As a member of SOMAC, Frankel can be seen zooming across campus to the scene of an emergency. Though Frankel considers his volunteer work a large time commitment, it has proved to be “highly rewarding.” In the end, “it’s nice to know that on someone’s worst-day-of-their-life, you are there to help them,” Frankel said.
One can also catch Frankel on the squash court, where he has been wielding his racket like a pro since his sophomore year. “For the past two years,” Frankel exclaimed, “we have won the National Championship in our Division. And that, that is the way to play squash.”
But it is Frankel’s extensive travel and desire to explore the world outside Colgate that distinguishes him as a true Renaissance man. During this past winter break, Frankel traveled to Birobidzhan, a town in Eastern Siberia, where he lived among and researched a small community of Jews dwelling in this snow-covered land. “I was mugged by gypsies,” Frankel said, “but it wasn’t the first time.”
His love of traveling has taken him to over 25 countries, including a semester in Prague and an extended study to China. Last year Frankel traveled to St. Petersburg to present a paper in Russian, on different perspectives of international business at the Herzen Pedagogical Institute. Indeed, he and his friends have set themselves a goal: “we’re going to travel to every continent at least once.” Including Antarctica? “Definitely including Antarctica.”

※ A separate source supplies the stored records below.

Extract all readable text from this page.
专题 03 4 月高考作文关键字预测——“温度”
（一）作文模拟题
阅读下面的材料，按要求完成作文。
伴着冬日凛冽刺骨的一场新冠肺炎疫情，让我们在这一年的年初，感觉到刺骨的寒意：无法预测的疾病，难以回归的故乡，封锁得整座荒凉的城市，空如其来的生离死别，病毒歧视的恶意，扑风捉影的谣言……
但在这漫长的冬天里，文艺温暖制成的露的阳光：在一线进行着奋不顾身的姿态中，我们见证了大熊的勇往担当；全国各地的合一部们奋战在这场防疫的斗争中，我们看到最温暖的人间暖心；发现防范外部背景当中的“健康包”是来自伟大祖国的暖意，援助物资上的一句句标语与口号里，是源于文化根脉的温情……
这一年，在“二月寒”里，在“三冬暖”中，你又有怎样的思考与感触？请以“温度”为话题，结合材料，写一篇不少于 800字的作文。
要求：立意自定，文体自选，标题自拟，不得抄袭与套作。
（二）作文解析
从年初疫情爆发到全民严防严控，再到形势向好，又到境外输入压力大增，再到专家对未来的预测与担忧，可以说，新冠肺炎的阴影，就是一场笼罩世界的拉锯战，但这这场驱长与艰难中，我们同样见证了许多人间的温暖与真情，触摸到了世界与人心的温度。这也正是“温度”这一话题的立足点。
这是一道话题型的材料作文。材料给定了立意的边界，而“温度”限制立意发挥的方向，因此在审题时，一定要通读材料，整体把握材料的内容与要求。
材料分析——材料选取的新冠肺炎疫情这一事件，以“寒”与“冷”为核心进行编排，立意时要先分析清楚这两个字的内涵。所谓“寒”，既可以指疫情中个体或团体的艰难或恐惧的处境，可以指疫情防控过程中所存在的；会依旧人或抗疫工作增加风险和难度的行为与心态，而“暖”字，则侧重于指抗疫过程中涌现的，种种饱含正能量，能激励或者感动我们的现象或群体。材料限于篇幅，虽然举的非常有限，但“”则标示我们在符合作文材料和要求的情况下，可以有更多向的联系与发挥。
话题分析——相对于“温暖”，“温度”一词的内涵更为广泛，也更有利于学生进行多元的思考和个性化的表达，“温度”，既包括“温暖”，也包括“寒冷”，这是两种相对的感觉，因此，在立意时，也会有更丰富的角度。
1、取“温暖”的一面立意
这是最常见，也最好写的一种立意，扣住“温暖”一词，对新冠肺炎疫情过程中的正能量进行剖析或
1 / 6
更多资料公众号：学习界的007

A finalist for the Watson Fellowship, which will award him a one-year grant to research and travel on an independent study, Frankel seems calm about his future. Quoting his favorite television show Seinfeld, he maintains that the “best way to get somewhere you’ve never been is to not know where you’re going.”
Frankel enjoys the journey much more than the destination, and with journeys that have taken him across the globe, who wouldn’t?